Yes, exactly, and this is something I've been shouting about for years on here, and you put my mouth where your action is by actually building out such projects (mostly at work parking lots). Followup is even more buildout of plugs and rate plans, as you say, via the free market (in this case, a government run ISO market), so that the cheaper daytime energy can be used up that way. It is absolutely insane today that we have this huge surplus of energy during the middle of the day that is actually charged at a higher rate than the times that PG&E has a huge deficit of energy available.
Given the surplus solar/renewable energy and poor ROI, does this really make sense...
Why California's new solar mandate could cost new homeowners up to an extra $10,000
Key Points
- California became the first state in the nation to make solar mandatory for new houses.
- Beginning in 2020, newly constructed homes must have solar panels, which could be costly for homeowners.
- The state estimates that the cost will be offset by savings on utility bills.
- Yet the added costs could hit “the affordable side of the market,” an expert told CNBC.
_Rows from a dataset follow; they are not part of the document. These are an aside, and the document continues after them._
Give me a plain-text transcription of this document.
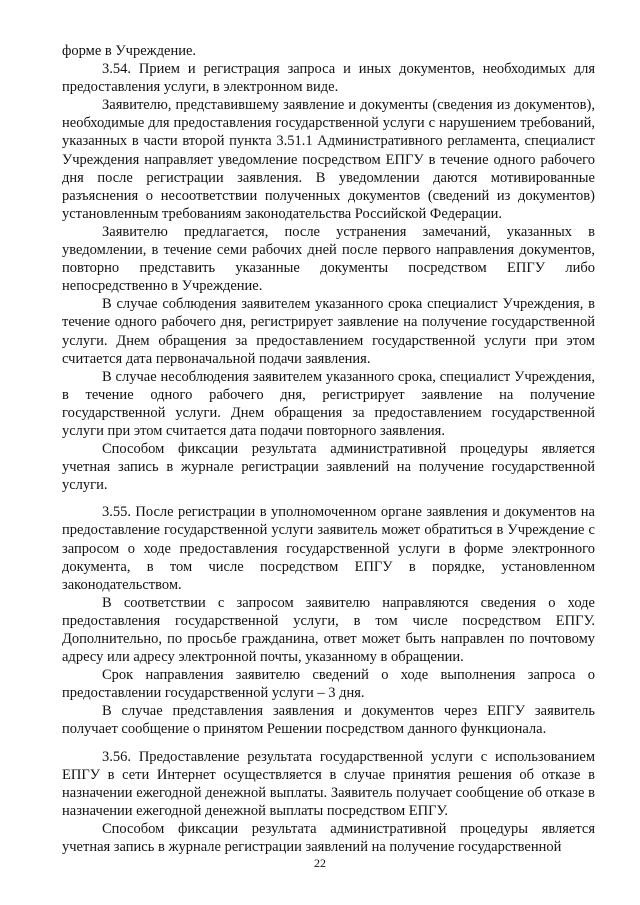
форме в Учреждение.

3.54. Прием и регистрация запроса и иных документов, необходимых для предоставления услуги, в электронном виде.

Заявителю, представившему заявление и документы (сведения из документов), необходимые для предоставления государственной услуги с нарушением требований, указанных в части второй пункта 3.51.1 Административного регламента, специалист Учреждения направляет уведомление посредством ЕПГУ в течение одного рабочего дня после регистрации заявления. В уведомлении даются мотивированные разъяснения о несоответствии полученных документов (сведений из документов) установленным требованиям законодательства Российской Федерации.

Заявителю предлагается, после устранения замечаний, указанных в уведомлении, в течение семи рабочих дней после первого направления документов, повторно представить указанные документы посредством ЕПГУ либо непосредственно в Учреждение.

В случае соблюдения заявителем указанного срока специалист Учреждения, в течение одного рабочего дня, регистрирует заявление на получение государственной услуги. Днем обращения за предоставлением государственной услуги при этом считается дата первоначальной подачи заявления.

В случае несоблюдения заявителем указанного срока, специалист Учреждения, в течение одного рабочего дня, регистрирует заявление на получение государственной услуги. Днем обращения за предоставлением государственной услуги при этом считается дата подачи повторного заявления.

Способом фиксации результата административной процедуры является учетная запись в журнале регистрации заявлений на получение государственной услуги.

3.55. После регистрации в уполномоченном органе заявления и документов на предоставление государственной услуги заявитель может обратиться в Учреждение с запросом о ходе предоставления государственной услуги в форме электронного документа, в том числе посредством ЕПГУ в порядке, установленном законодательством.

В соответствии с запросом заявителю направляются сведения о ходе предоставления государственной услуги, в том числе посредством ЕПГУ. Дополнительно, по просьбе гражданина, ответ может быть направлен по почтовому адресу или адресу электронной почты, указанному в обращении.

Срок направления заявителю сведений о ходе выполнения запроса о предоставлении государственной услуги – 3 дня.

В случае представления заявления и документов через ЕПГУ заявитель получает сообщение о принятом Решении посредством данного функционала.

3.56. Предоставление результата государственной услуги с использованием ЕПГУ в сети Интернет осуществляется в случае принятия решения об отказе в назначении ежегодной денежной выплаты. Заявитель получает сообщение об отказе в назначении ежегодной денежной выплаты посредством ЕПГУ.

Способом фиксации результата административной процедуры является учетная запись в журнале регистрации заявлений на получение государственной

22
If the mandate was upgraded to also require an equal or greater amount of battery, whether fixed or via daytime car charging, then it would make sense. The daytime car charging could be a certified reserved plug for that homeowner with their own owned EV during sunlight hours, and if they're not retired, that would require a form filled in by their boss with their hours they work, and if they don't work 7 days a week, then would also require home charging that charges from sun. That would require software upgrades and CPUC rate plan upgrades, as already discussed by
@miimura a few posts above, but that's all software and paperwork, not hardware, at that point.
Since many homes are made by developers and sold later, the devs could either put in fixed batteries, or sell the homes with a requirement that the buyer either also pay for fixed batteries or get the certs for their EVs. Obviously, this would push more daytime charging EV sales greatly.
Why this hasn't already happened is why I point at the one-party Democrat system as totally corrupt on the environment.